A quiromancia
Das artes divinatórias, a quiromancia é a mais fascinante. Passado, futuro, as diversas anotações do destino inscrito nas mãos. A quiromancia remonta de tempos ancestrais, quando o homem ainda não era esse súdito da razão científica. Num tempo em que os deuses compartilhavam sua vida com os humanos, em que os mistérios da vida, bem como de todo esse compartilhamento, eram lidos e interpretados numa das partes mais importantes do corpo: as mãos, essas fazedoras tanto daquilo que nos aumenta, nos torna melhores, quanto daquilo que nos acachapa, nos envergonha enquanto espécie. As mãos, em que outra parte haveria de estar contido o destino?

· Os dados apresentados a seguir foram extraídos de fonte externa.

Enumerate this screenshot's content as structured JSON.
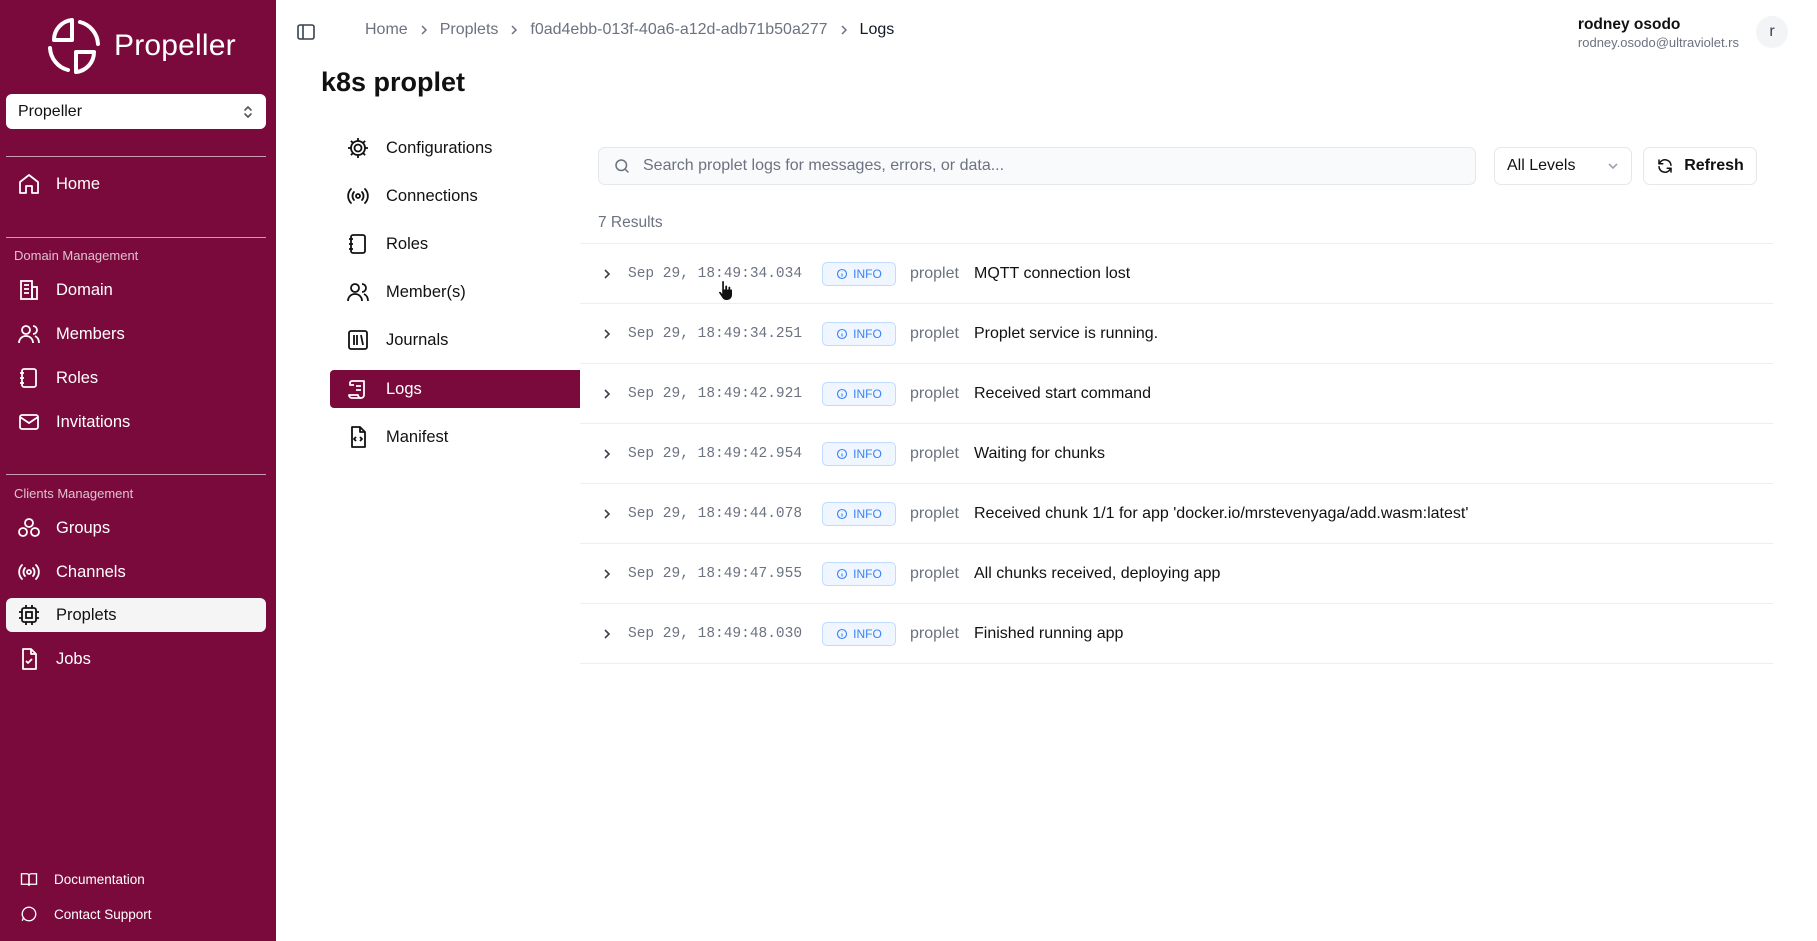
{
  "app": {
    "name": "Propeller",
    "domain_select": "Propeller"
  },
  "sidebar": {
    "home": "Home",
    "domain_management": {
      "title": "Domain Management",
      "items": [
        "Domain",
        "Members",
        "Roles",
        "Invitations"
      ]
    },
    "clients_management": {
      "title": "Clients Management",
      "items": [
        "Groups",
        "Channels",
        "Proplets",
        "Jobs"
      ]
    },
    "active_item": "Proplets",
    "footer": [
      "Documentation",
      "Contact Support"
    ]
  },
  "header": {
    "breadcrumb": [
      "Home",
      "Proplets",
      "f0ad4ebb-013f-40a6-a12d-adb71b50a277",
      "Logs"
    ],
    "user": {
      "name": "rodney osodo",
      "email": "rodney.osodo@ultraviolet.rs",
      "avatar_letter": "r"
    }
  },
  "page": {
    "title": "k8s proplet",
    "subnav": [
      "Configurations",
      "Connections",
      "Roles",
      "Member(s)",
      "Journals",
      "Logs",
      "Manifest"
    ],
    "active_subnav": "Logs"
  },
  "logs": {
    "search_placeholder": "Search proplet logs for messages, errors, or data...",
    "search_value": "",
    "level_select": "All Levels",
    "refresh_label": "Refresh",
    "results_count": "7 Results",
    "entries": [
      {
        "timestamp": "Sep 29, 18:49:34.034",
        "level": "INFO",
        "source": "proplet",
        "message": "MQTT connection lost"
      },
      {
        "timestamp": "Sep 29, 18:49:34.251",
        "level": "INFO",
        "source": "proplet",
        "message": "Proplet service is running."
      },
      {
        "timestamp": "Sep 29, 18:49:42.921",
        "level": "INFO",
        "source": "proplet",
        "message": "Received start command"
      },
      {
        "timestamp": "Sep 29, 18:49:42.954",
        "level": "INFO",
        "source": "proplet",
        "message": "Waiting for chunks"
      },
      {
        "timestamp": "Sep 29, 18:49:44.078",
        "level": "INFO",
        "source": "proplet",
        "message": "Received chunk 1/1 for app 'docker.io/mrstevenyaga/add.wasm:latest'"
      },
      {
        "timestamp": "Sep 29, 18:49:47.955",
        "level": "INFO",
        "source": "proplet",
        "message": "All chunks received, deploying app"
      },
      {
        "timestamp": "Sep 29, 18:49:48.030",
        "level": "INFO",
        "source": "proplet",
        "message": "Finished running app"
      }
    ]
  },
  "colors": {
    "brand": "#7b0a3c",
    "info_badge": "#3b82f6",
    "info_badge_bg": "#eff6ff"
  }
}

Da Índia à China, mãos eram lidas, vidas traçadas de acordo com os traços inscritos. Depois, os ciganos espalharam a quiromancia pelo mundo. Ainda hoje é possível ver algumas ciganas nas praças oferecendo aos pedestres a revelação. São teatrais, as ciganas, mas também são mulheres perdidas frente as racionalização de tudo. Poucos arriscam pagar para ter revelado mistérios tão antigos, poucos arriscam dar a mão para uma ledora desconhecida, ledora daquilo que, às vezes, é melhor ficar desconhecido mesmo, escondido nesses vincos que trazemos. As ciganas se leem a si mesmas? São capazes de adivinhar que sorte carregam?
São três linhas principais: da cabeça, do coração e da vida perpetrando as escolhas. Mais uma série de outras linhas menores, entrecortadas, profundas, rasas, falhas. Mas quem escreveu nas nossas mãos o passado e o futuro? Quem determinou sobre nossa pele esse texto? Pode ter sido a natureza que a tudo escreve com perfeição, pode ter sido algo superior, divino, que conhece as fronteiras entre passado e futuro, que consegue suplantar o tempo, e ao fazer isso, desenha nas mãos de que cada um, uma possibilidade de caminho.

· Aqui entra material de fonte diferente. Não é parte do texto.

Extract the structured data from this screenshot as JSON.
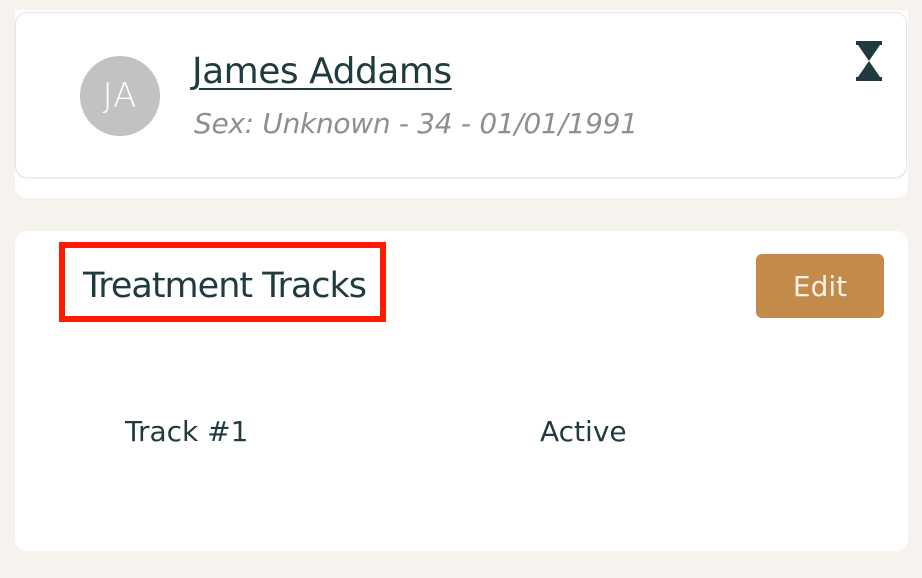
{
  "patient": {
    "initials": "JA",
    "name": "James Addams",
    "meta": "Sex: Unknown - 34 - 01/01/1991",
    "status_icon": "hourglass-icon"
  },
  "tracks": {
    "title": "Treatment Tracks",
    "edit_label": "Edit",
    "items": [
      {
        "name": "Track #1",
        "status": "Active"
      }
    ]
  },
  "colors": {
    "page_background": "#f6f3ef",
    "primary_text": "#1f3b3f",
    "accent_button": "#c38b4a",
    "highlight_border": "#ff1a00",
    "avatar_background": "#c2c2c2"
  }
}
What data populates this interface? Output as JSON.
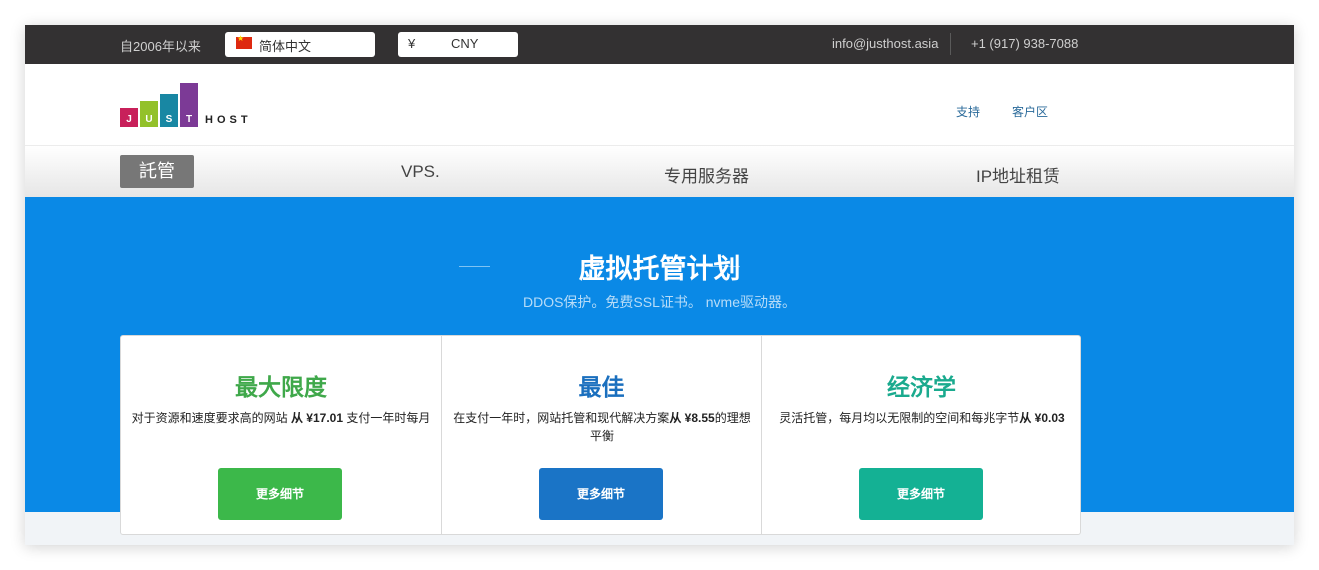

Somos seres curiosos. A imprevisibilidade do futuro nos agonia, nos desmancha as certezas. Obviamente algo precisou ser feito: por um lado, criou-se a fé, a inexorável fé que acompanha o homem desde sempre, e por outro criou-se o jogo divinatório que perpassa diversas formas: café, cartas, estrelas, mais um sem número de outras possibilidades de conforto, de tentativa de controle. Uma tentativa de conter em algumas palavras, em algumas certezas a amplidão do destino, essa névoa, essa sagacidade que nos envolve: existe? não existe? tudo é apenas acaso e contra o acaso não há linha na mão que de jeito? Para as cartas há o provérbio que elas não mentem jamais? Mentiriam as mãos?
Algo sempre me perturbou, se o futuro pode ser lido nas mãos, qual seria o futuro daquele que não tem mão? daquele que a perdeu ou nasceu sem ela? Que leitura os quiromantes podem fazer de alguém desprovido do suporte onde está escrito o texto que lhe revelaria os caminhos a serem tomados, as decisões a serem cumpridas?